Лаконичная музыка Форе, в которой нет ни одной пропущенной ноты, получила достойную защиту от Сюзанны Мялкки, всё более авторитетного оперного режиссёра. В прошлом году в Экс-ан-Провансе она дирижировала возрождением Кэти Митчелл « Пеллеаса и Мелизанды» , оперы, с которой «Пенелопа» имеет так много общего и различий. Финский композитор, всегда склонный к анализу, учитывая её давние связи с современной музыкой, безупречно находит нужную интонацию, будь то меланхолическая атмосфера многочисленных вставок Пенелопы (её лейтмотив , звучащий в самом начале Прелюдии, – блестящая находка Форе), или же в беспощадном портрете женихов. Если Форе избегал какой-либо неопределённой инструментовки (преобладала четырёхголосная струнная композиция), то Мелькки также до предела контролировал динамику оркестра (иногда даже полностью отсутствуя в некоторых пассажах a cappella), тщательно выверяя сольные партии духовых инструментов. Он один из тех дирижёров, которые позволяют публике петь, не теряя при этом контроля и гибкой связи между оркестровой ямой и сценой. Он понимал и умел передать центральную роль вагнеровского оркестра не в его размерах или звуковой мощи, а в его роли как основополагающего артикуляционного элемента ключевых моментов действия.

Вагнеровские заслуги Мюнхена неоспоримы: он существовал ещё до Байройтского фестивального дома, и, учитывая, какое стремительное развитие принял Зелёный холм, кто знает, не переживёт ли он его ещё очень долго. Несколько музыкантов (среди них Рихард Штраус, Ганс Кнаппертсбуш и Ганс Пфицнер) опубликовали «протест» в роковом 1933 году, в котором они заявили о себе как о представителях Мюнхена как «города Рихарда Вагнера», намереваясь яростно напасть на Томаса Манна , который осмелился озаглавить лекцию, первоначально прочитанную в университете своего нового города, а затем повторённую несколько дней спустя в Амстердаме, Брюсселе и Париже, « Страдания и величие Рихарда Вагнера ». Его критические заметки оказались неперевариваемыми для нежных желудков этих преданных поклонников Маэстро, которые вскоре оказались на службе нового режима: Гитлер был канцлером всего несколько дней, и прошли годы, прежде чем нога Манна снова ступила на немецкую землю.

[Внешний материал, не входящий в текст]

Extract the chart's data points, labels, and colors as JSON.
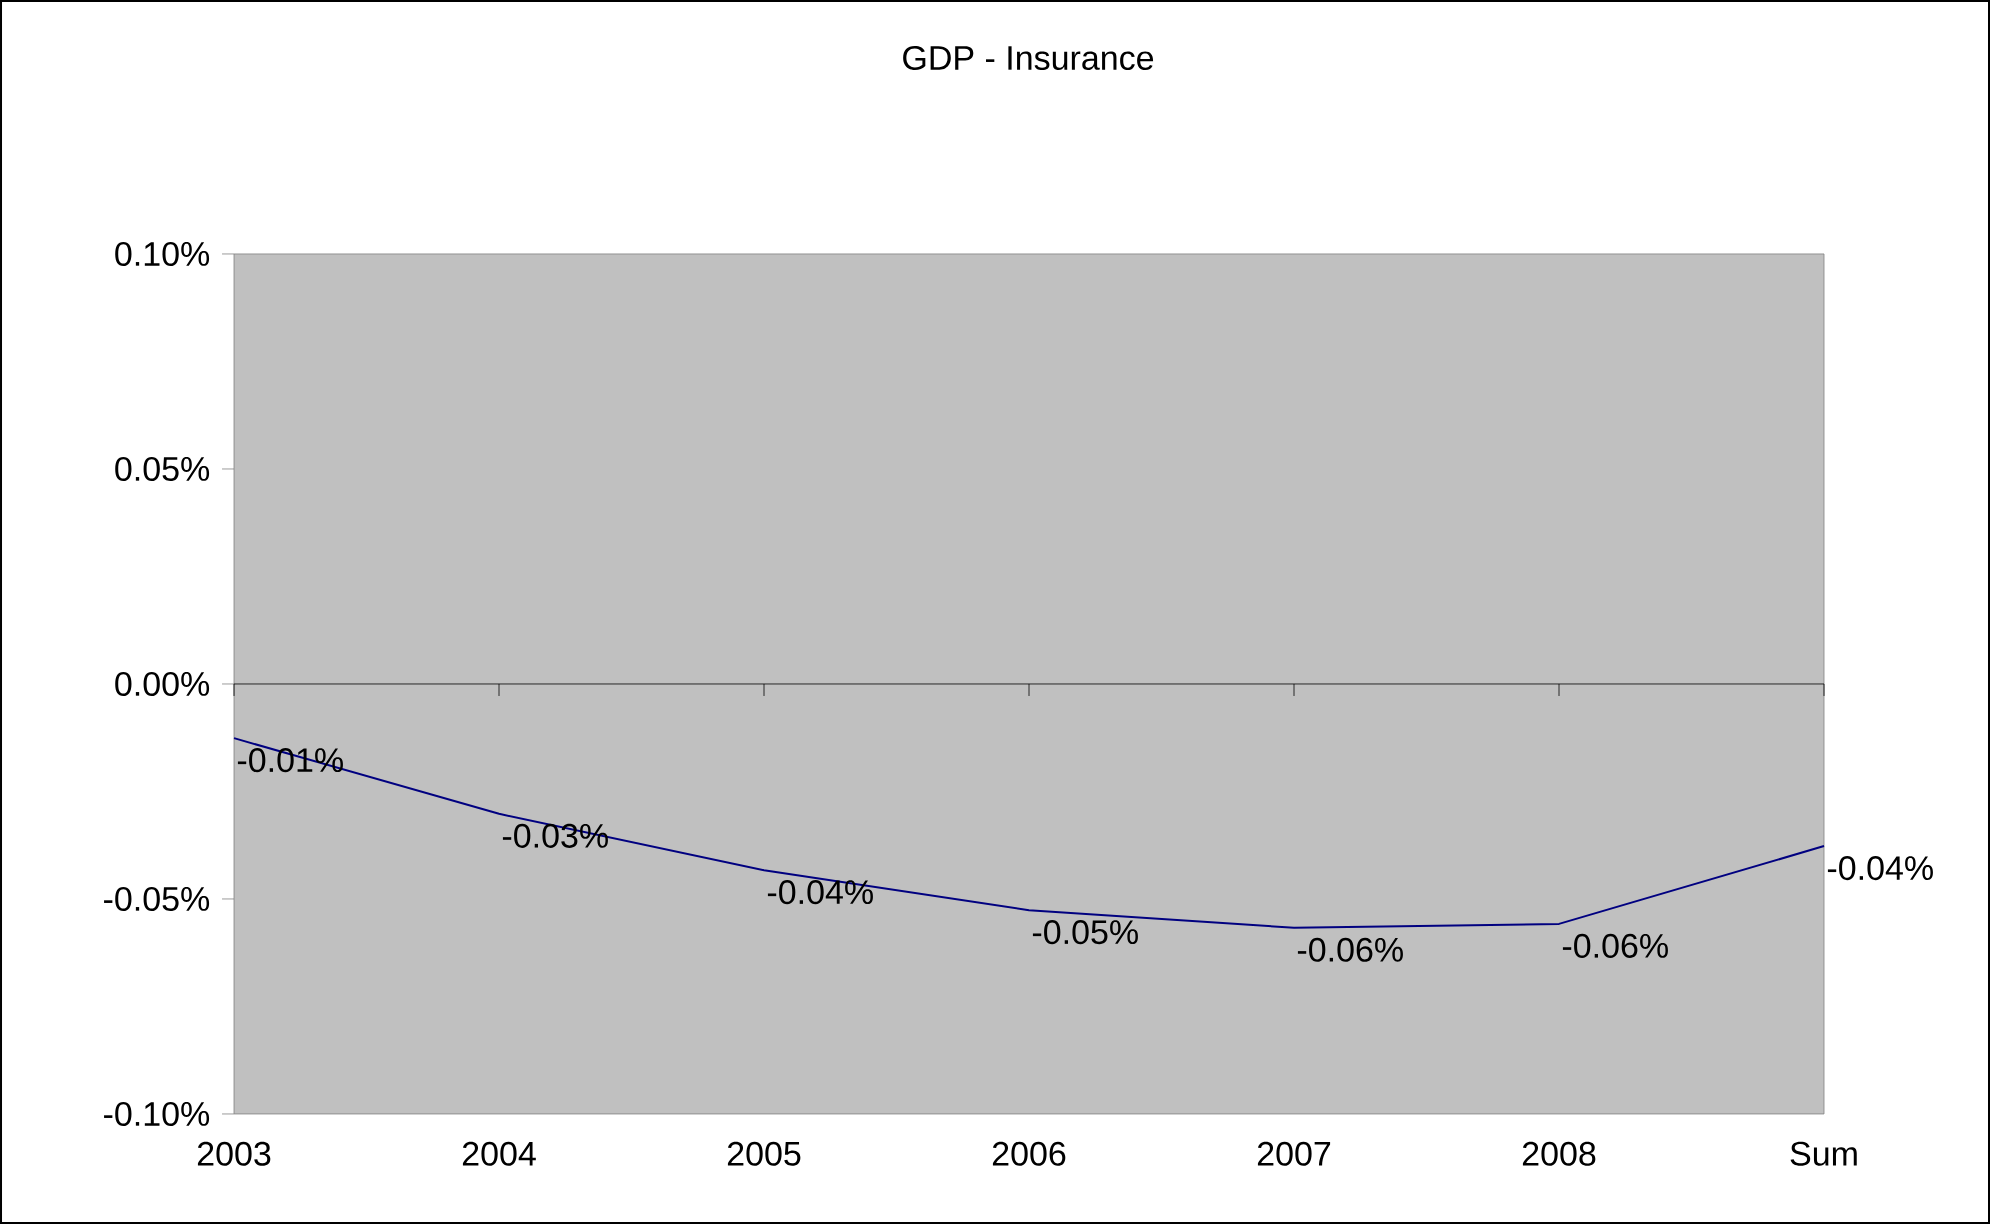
{
  "chart_data": {
    "type": "line",
    "title": "GDP - Insurance",
    "categories": [
      "2003",
      "2004",
      "2005",
      "2006",
      "2007",
      "2008",
      "Sum"
    ],
    "series": [
      {
        "color": "#000080",
        "values": [
          -0.0126,
          -0.0302,
          -0.0433,
          -0.0526,
          -0.0567,
          -0.0558,
          -0.0377
        ],
        "value_labels": [
          "-0.01%",
          "-0.03%",
          "-0.04%",
          "-0.05%",
          "-0.06%",
          "-0.06%",
          "-0.04%"
        ]
      }
    ],
    "ylim": [
      -0.1,
      0.1
    ],
    "yticks": [
      {
        "value": -0.1,
        "label": "-0.10%"
      },
      {
        "value": -0.05,
        "label": "-0.05%"
      },
      {
        "value": 0,
        "label": "0.00%"
      },
      {
        "value": 0.05,
        "label": "0.05%"
      },
      {
        "value": 0.1,
        "label": "0.10%"
      }
    ],
    "marker": "none",
    "line_style": "solid"
  }
}
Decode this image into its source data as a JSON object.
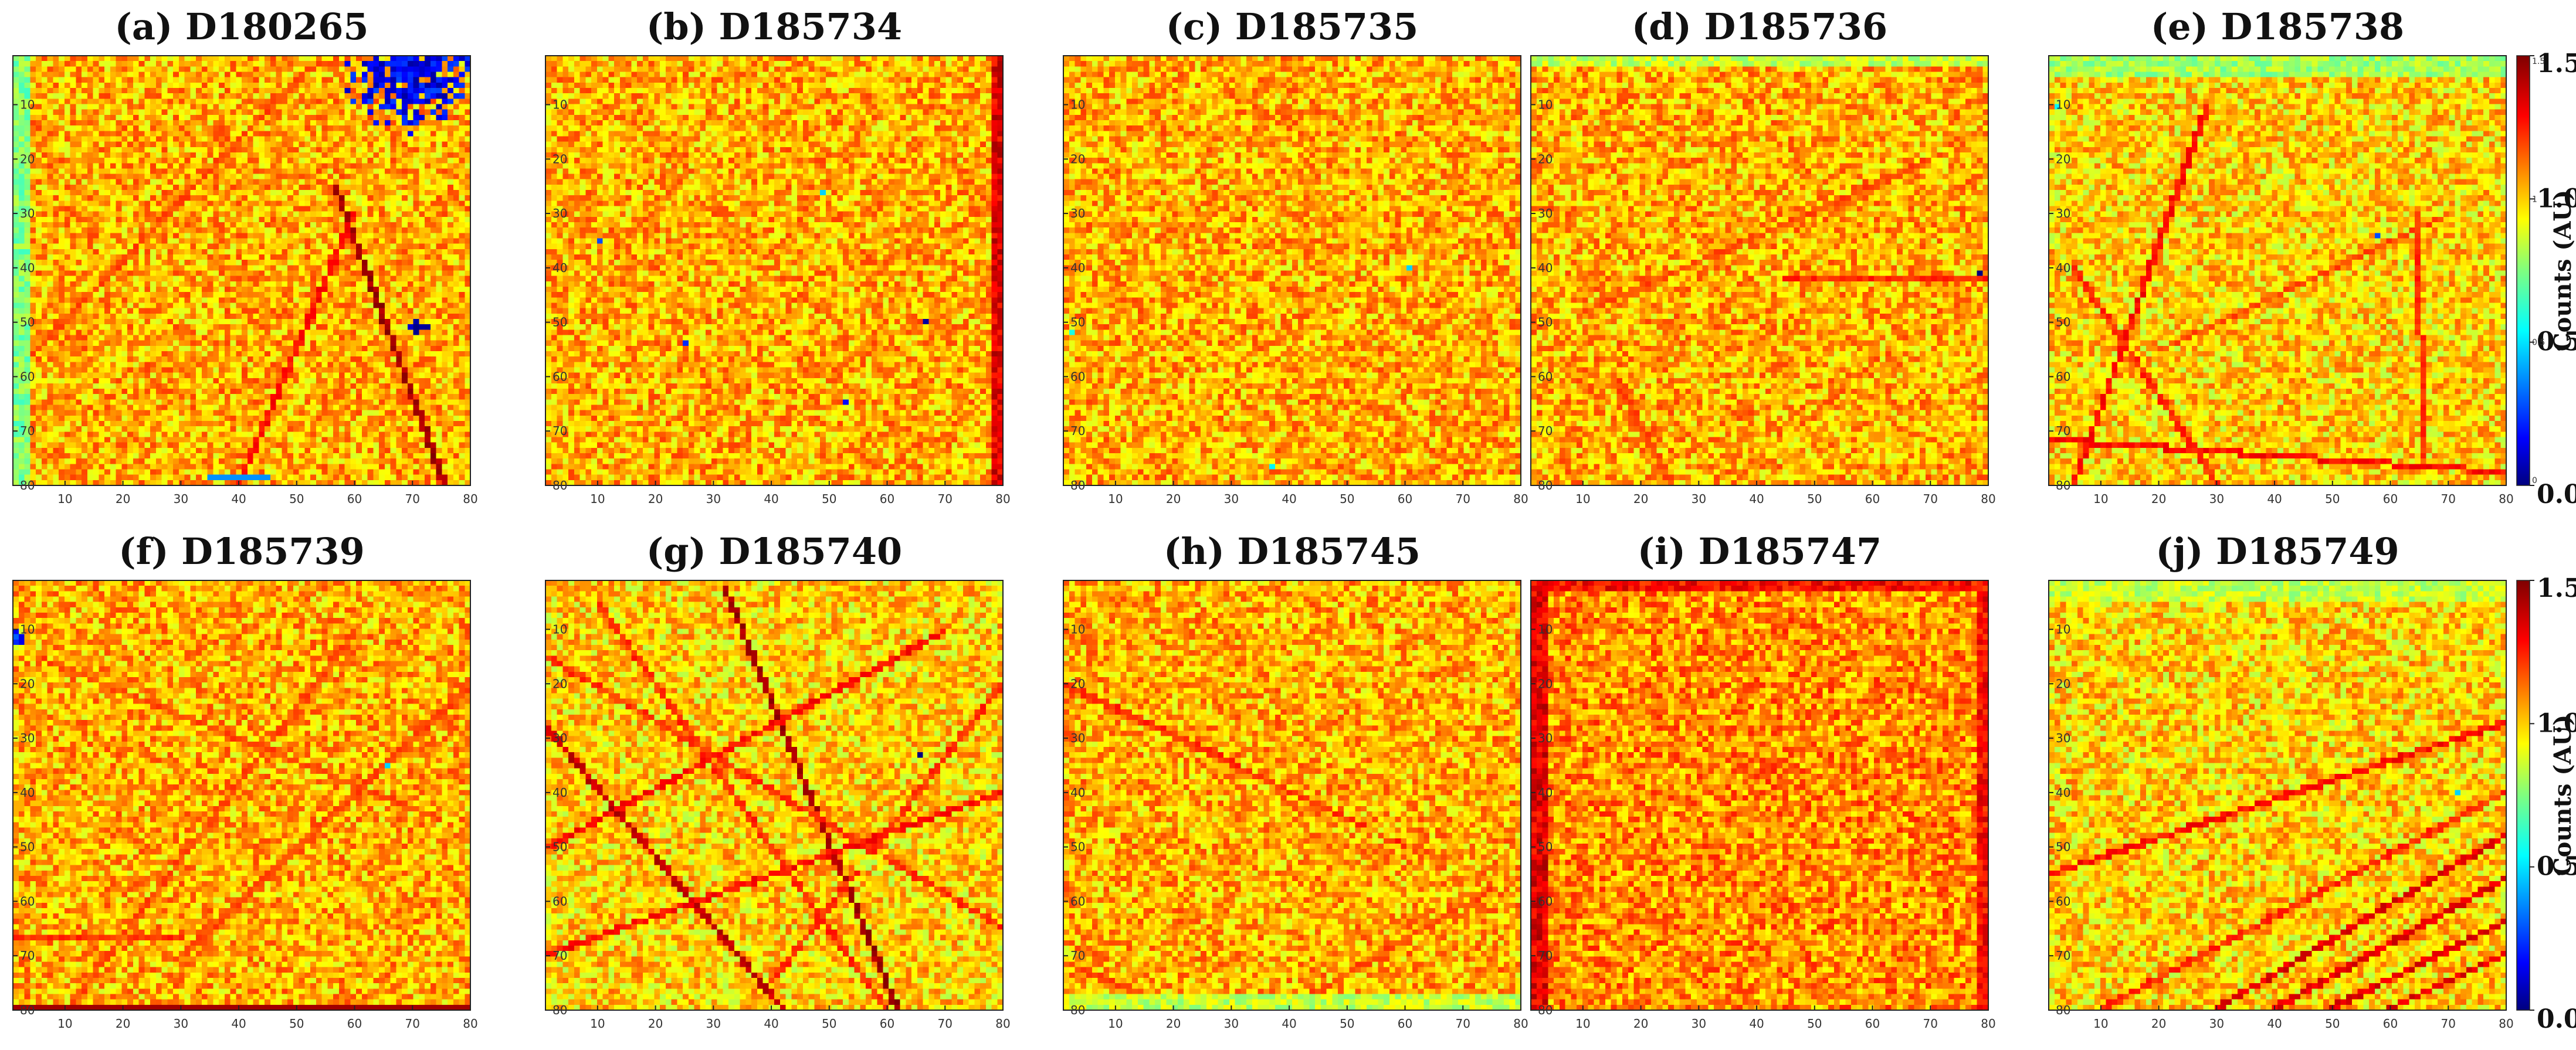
{
  "chart_data": [
    {
      "id": "a",
      "type": "heatmap",
      "title": "(a) D180265",
      "x_range": [
        1,
        80
      ],
      "y_range": [
        1,
        80
      ],
      "xticks": [
        "10",
        "20",
        "30",
        "40",
        "50",
        "60",
        "70",
        "80"
      ],
      "yticks": [
        "10",
        "20",
        "30",
        "40",
        "50",
        "60",
        "70",
        "80"
      ],
      "y_inverted": true,
      "base_level": 1.05,
      "features": [
        {
          "kind": "line",
          "from": [
            76,
            80
          ],
          "to": [
            57,
            25
          ],
          "level": 1.45
        },
        {
          "kind": "line",
          "from": [
            40,
            80
          ],
          "to": [
            60,
            30
          ],
          "level": 1.3
        },
        {
          "kind": "line",
          "from": [
            2,
            58
          ],
          "to": [
            50,
            5
          ],
          "level": 1.2
        },
        {
          "kind": "blob",
          "center": [
            70,
            3
          ],
          "radius": 12,
          "level": 0.05
        },
        {
          "kind": "blob",
          "center": [
            71,
            51
          ],
          "radius": 2,
          "level": 0.0
        },
        {
          "kind": "edge",
          "side": "left",
          "width": 3,
          "level": 0.75
        },
        {
          "kind": "band",
          "row": 79,
          "from": 35,
          "to": 45,
          "level": 0.4
        }
      ]
    },
    {
      "id": "b",
      "type": "heatmap",
      "title": "(b) D185734",
      "x_range": [
        1,
        80
      ],
      "y_range": [
        1,
        80
      ],
      "xticks": [
        "10",
        "20",
        "30",
        "40",
        "50",
        "60",
        "70",
        "80"
      ],
      "yticks": [
        "10",
        "20",
        "30",
        "40",
        "50",
        "60",
        "70",
        "80"
      ],
      "y_inverted": true,
      "base_level": 1.05,
      "features": [
        {
          "kind": "edge",
          "side": "right",
          "width": 2,
          "level": 1.35
        },
        {
          "kind": "spot",
          "at": [
            10,
            35
          ],
          "level": 0.3
        },
        {
          "kind": "spot",
          "at": [
            25,
            54
          ],
          "level": 0.25
        },
        {
          "kind": "spot",
          "at": [
            53,
            65
          ],
          "level": 0.2
        },
        {
          "kind": "spot",
          "at": [
            67,
            50
          ],
          "level": 0.05
        },
        {
          "kind": "spot",
          "at": [
            49,
            26
          ],
          "level": 0.5
        }
      ]
    },
    {
      "id": "c",
      "type": "heatmap",
      "title": "(c) D185735",
      "x_range": [
        1,
        80
      ],
      "y_range": [
        1,
        80
      ],
      "xticks": [
        "10",
        "20",
        "30",
        "40",
        "50",
        "60",
        "70",
        "80"
      ],
      "yticks": [
        "10",
        "20",
        "30",
        "40",
        "50",
        "60",
        "70",
        "80"
      ],
      "y_inverted": true,
      "base_level": 1.05,
      "features": [
        {
          "kind": "spot",
          "at": [
            61,
            40
          ],
          "level": 0.5
        },
        {
          "kind": "spot",
          "at": [
            2,
            52
          ],
          "level": 0.6
        },
        {
          "kind": "spot",
          "at": [
            37,
            77
          ],
          "level": 0.55
        }
      ]
    },
    {
      "id": "d",
      "type": "heatmap",
      "title": "(d) D185736",
      "x_range": [
        1,
        80
      ],
      "y_range": [
        1,
        80
      ],
      "xticks": [
        "10",
        "20",
        "30",
        "40",
        "50",
        "60",
        "70",
        "80"
      ],
      "yticks": [
        "10",
        "20",
        "30",
        "40",
        "50",
        "60",
        "70",
        "80"
      ],
      "y_inverted": true,
      "base_level": 1.05,
      "features": [
        {
          "kind": "line",
          "from": [
            45,
            42
          ],
          "to": [
            80,
            42
          ],
          "level": 1.25
        },
        {
          "kind": "line",
          "from": [
            10,
            48
          ],
          "to": [
            70,
            20
          ],
          "level": 1.2
        },
        {
          "kind": "line",
          "from": [
            15,
            60
          ],
          "to": [
            25,
            80
          ],
          "level": 1.2
        },
        {
          "kind": "spot",
          "at": [
            79,
            41
          ],
          "level": 0.0
        },
        {
          "kind": "edge",
          "side": "top",
          "width": 2,
          "level": 0.85
        }
      ]
    },
    {
      "id": "e",
      "type": "heatmap",
      "title": "(e) D185738",
      "x_range": [
        1,
        80
      ],
      "y_range": [
        1,
        80
      ],
      "xticks": [
        "10",
        "20",
        "30",
        "40",
        "50",
        "60",
        "70",
        "80"
      ],
      "yticks": [
        "10",
        "20",
        "30",
        "40",
        "50",
        "60",
        "70",
        "80"
      ],
      "y_inverted": true,
      "base_level": 1.0,
      "features": [
        {
          "kind": "line",
          "from": [
            5,
            80
          ],
          "to": [
            28,
            10
          ],
          "level": 1.3
        },
        {
          "kind": "line",
          "from": [
            1,
            72
          ],
          "to": [
            80,
            78
          ],
          "level": 1.3
        },
        {
          "kind": "line",
          "from": [
            5,
            40
          ],
          "to": [
            30,
            80
          ],
          "level": 1.25
        },
        {
          "kind": "line",
          "from": [
            65,
            30
          ],
          "to": [
            66,
            75
          ],
          "level": 1.25
        },
        {
          "kind": "line",
          "from": [
            20,
            55
          ],
          "to": [
            70,
            30
          ],
          "level": 1.2
        },
        {
          "kind": "edge",
          "side": "top",
          "width": 4,
          "level": 0.8
        },
        {
          "kind": "spot",
          "at": [
            58,
            34
          ],
          "level": 0.3
        },
        {
          "kind": "spot",
          "at": [
            2,
            10
          ],
          "level": 0.55
        }
      ]
    },
    {
      "id": "f",
      "type": "heatmap",
      "title": "(f) D185739",
      "x_range": [
        1,
        80
      ],
      "y_range": [
        1,
        80
      ],
      "xticks": [
        "10",
        "20",
        "30",
        "40",
        "50",
        "60",
        "70",
        "80"
      ],
      "yticks": [
        "10",
        "20",
        "30",
        "40",
        "50",
        "60",
        "70",
        "80"
      ],
      "y_inverted": true,
      "base_level": 1.05,
      "features": [
        {
          "kind": "line",
          "from": [
            1,
            67
          ],
          "to": [
            30,
            67
          ],
          "level": 1.25
        },
        {
          "kind": "line",
          "from": [
            5,
            15
          ],
          "to": [
            75,
            45
          ],
          "level": 1.2
        },
        {
          "kind": "line",
          "from": [
            10,
            80
          ],
          "to": [
            60,
            10
          ],
          "level": 1.2
        },
        {
          "kind": "line",
          "from": [
            30,
            70
          ],
          "to": [
            80,
            20
          ],
          "level": 1.2
        },
        {
          "kind": "band",
          "row": 80,
          "from": 1,
          "to": 80,
          "level": 1.45
        },
        {
          "kind": "blob",
          "center": [
            1,
            11
          ],
          "radius": 2,
          "level": 0.15
        },
        {
          "kind": "spot",
          "at": [
            66,
            35
          ],
          "level": 0.5
        }
      ]
    },
    {
      "id": "g",
      "type": "heatmap",
      "title": "(g) D185740",
      "x_range": [
        1,
        80
      ],
      "y_range": [
        1,
        80
      ],
      "xticks": [
        "10",
        "20",
        "30",
        "40",
        "50",
        "60",
        "70",
        "80"
      ],
      "yticks": [
        "10",
        "20",
        "30",
        "40",
        "50",
        "60",
        "70",
        "80"
      ],
      "y_inverted": true,
      "base_level": 1.0,
      "features": [
        {
          "kind": "line",
          "from": [
            32,
            2
          ],
          "to": [
            62,
            80
          ],
          "level": 1.45
        },
        {
          "kind": "line",
          "from": [
            1,
            28
          ],
          "to": [
            42,
            80
          ],
          "level": 1.4
        },
        {
          "kind": "line",
          "from": [
            1,
            50
          ],
          "to": [
            70,
            10
          ],
          "level": 1.3
        },
        {
          "kind": "line",
          "from": [
            1,
            70
          ],
          "to": [
            80,
            40
          ],
          "level": 1.3
        },
        {
          "kind": "line",
          "from": [
            10,
            5
          ],
          "to": [
            60,
            80
          ],
          "level": 1.25
        },
        {
          "kind": "line",
          "from": [
            40,
            75
          ],
          "to": [
            80,
            20
          ],
          "level": 1.25
        },
        {
          "kind": "line",
          "from": [
            1,
            15
          ],
          "to": [
            80,
            65
          ],
          "level": 1.25
        },
        {
          "kind": "blob",
          "center": [
            57,
            53
          ],
          "radius": 3,
          "level": 0.8
        },
        {
          "kind": "spot",
          "at": [
            66,
            33
          ],
          "level": 0.0
        }
      ]
    },
    {
      "id": "h",
      "type": "heatmap",
      "title": "(h) D185745",
      "x_range": [
        1,
        80
      ],
      "y_range": [
        1,
        80
      ],
      "xticks": [
        "10",
        "20",
        "30",
        "40",
        "50",
        "60",
        "70",
        "80"
      ],
      "yticks": [
        "10",
        "20",
        "30",
        "40",
        "50",
        "60",
        "70",
        "80"
      ],
      "y_inverted": true,
      "base_level": 1.05,
      "features": [
        {
          "kind": "line",
          "from": [
            1,
            20
          ],
          "to": [
            60,
            50
          ],
          "level": 1.25
        },
        {
          "kind": "line",
          "from": [
            1,
            72
          ],
          "to": [
            20,
            80
          ],
          "level": 1.2
        },
        {
          "kind": "line",
          "from": [
            40,
            80
          ],
          "to": [
            75,
            58
          ],
          "level": 1.2
        },
        {
          "kind": "edge",
          "side": "bottom",
          "width": 3,
          "level": 0.85
        },
        {
          "kind": "blob",
          "center": [
            57,
            47
          ],
          "radius": 3,
          "level": 0.85
        }
      ]
    },
    {
      "id": "i",
      "type": "heatmap",
      "title": "(i) D185747",
      "x_range": [
        1,
        80
      ],
      "y_range": [
        1,
        80
      ],
      "xticks": [
        "10",
        "20",
        "30",
        "40",
        "50",
        "60",
        "70",
        "80"
      ],
      "yticks": [
        "10",
        "20",
        "30",
        "40",
        "50",
        "60",
        "70",
        "80"
      ],
      "y_inverted": true,
      "base_level": 1.1,
      "features": [
        {
          "kind": "edge",
          "side": "left",
          "width": 3,
          "level": 1.35
        },
        {
          "kind": "edge",
          "side": "right",
          "width": 2,
          "level": 1.3
        },
        {
          "kind": "edge",
          "side": "top",
          "width": 2,
          "level": 1.3
        }
      ]
    },
    {
      "id": "j",
      "type": "heatmap",
      "title": "(j) D185749",
      "x_range": [
        1,
        80
      ],
      "y_range": [
        1,
        80
      ],
      "xticks": [
        "10",
        "20",
        "30",
        "40",
        "50",
        "60",
        "70",
        "80"
      ],
      "yticks": [
        "10",
        "20",
        "30",
        "40",
        "50",
        "60",
        "70",
        "80"
      ],
      "y_inverted": true,
      "base_level": 1.0,
      "features": [
        {
          "kind": "line",
          "from": [
            1,
            55
          ],
          "to": [
            80,
            27
          ],
          "level": 1.3
        },
        {
          "kind": "line",
          "from": [
            30,
            80
          ],
          "to": [
            80,
            48
          ],
          "level": 1.35
        },
        {
          "kind": "line",
          "from": [
            40,
            80
          ],
          "to": [
            80,
            56
          ],
          "level": 1.35
        },
        {
          "kind": "line",
          "from": [
            50,
            80
          ],
          "to": [
            80,
            64
          ],
          "level": 1.35
        },
        {
          "kind": "line",
          "from": [
            60,
            80
          ],
          "to": [
            80,
            70
          ],
          "level": 1.35
        },
        {
          "kind": "line",
          "from": [
            10,
            80
          ],
          "to": [
            80,
            40
          ],
          "level": 1.25
        },
        {
          "kind": "edge",
          "side": "top",
          "width": 4,
          "level": 0.85
        },
        {
          "kind": "spot",
          "at": [
            72,
            40
          ],
          "level": 0.5
        }
      ]
    }
  ],
  "colorbars": [
    {
      "id": "cb-top",
      "label": "Counts (AU)",
      "ticks": [
        "1.5",
        "1.0",
        "0.5",
        "0.0"
      ],
      "tick_values": [
        1.5,
        1.0,
        0.5,
        0.0
      ],
      "minor_ticks": [
        "1.5",
        "1",
        "0.5",
        "0"
      ],
      "range": [
        0,
        1.5
      ],
      "colormap": "jet"
    },
    {
      "id": "cb-bottom",
      "label": "Counts (AU)",
      "ticks": [
        "1.5",
        "1.0",
        "0.5",
        "0.0"
      ],
      "tick_values": [
        1.5,
        1.0,
        0.5,
        0.0
      ],
      "range": [
        0,
        1.5
      ],
      "colormap": "jet"
    }
  ]
}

Прелюдия из первого акта «Лоэнгрина» была одним из любимых произведений композитора «Будденброков» , и он, несомненно, насладился бы великолепным исполнением в воскресенье днем Себастьяна Вайгле, дирижировавшего грозным оркестром Баварской государственной оперы. Редко бывает, чтобы год не обходился без произведения Вагнера в программе летнего фестиваля, мероприятия, которое под этим или другими названиями проводится уже полтора века. Еще меньше Манну понравилась бы постановка Корнеля Мундруцо, венгерского кинорежиссера, который недавно также стал оперным режиссером, хотя, судя по недавним выступлениям в Мюнхене (первоначальная премьера этого «Лоэнгрина» состоялась в 2022 году, а очень дезориентированная «Тоска» , действие которой происходит в Италии во время предполагаемых съемок Пьера Поло Пазолини, в прошлом году), ему еще предстоит продемонстрировать талант, подходящий для такой передачи. Хотя он и признается, что задумал своего «Лоэнгрина» в «постчеловеческом мире» и как сигнал к осознанию того, что потребность в спасителе или мессии в конечном итоге приводит к установлению фашистского режима, трудно различить какой-либо из этих вариантов в этой довольно пустой, бессодержательной постановке с малым количеством идей, которая в Мюнхене поддерживается, главным образом, великолепным вокальным составом.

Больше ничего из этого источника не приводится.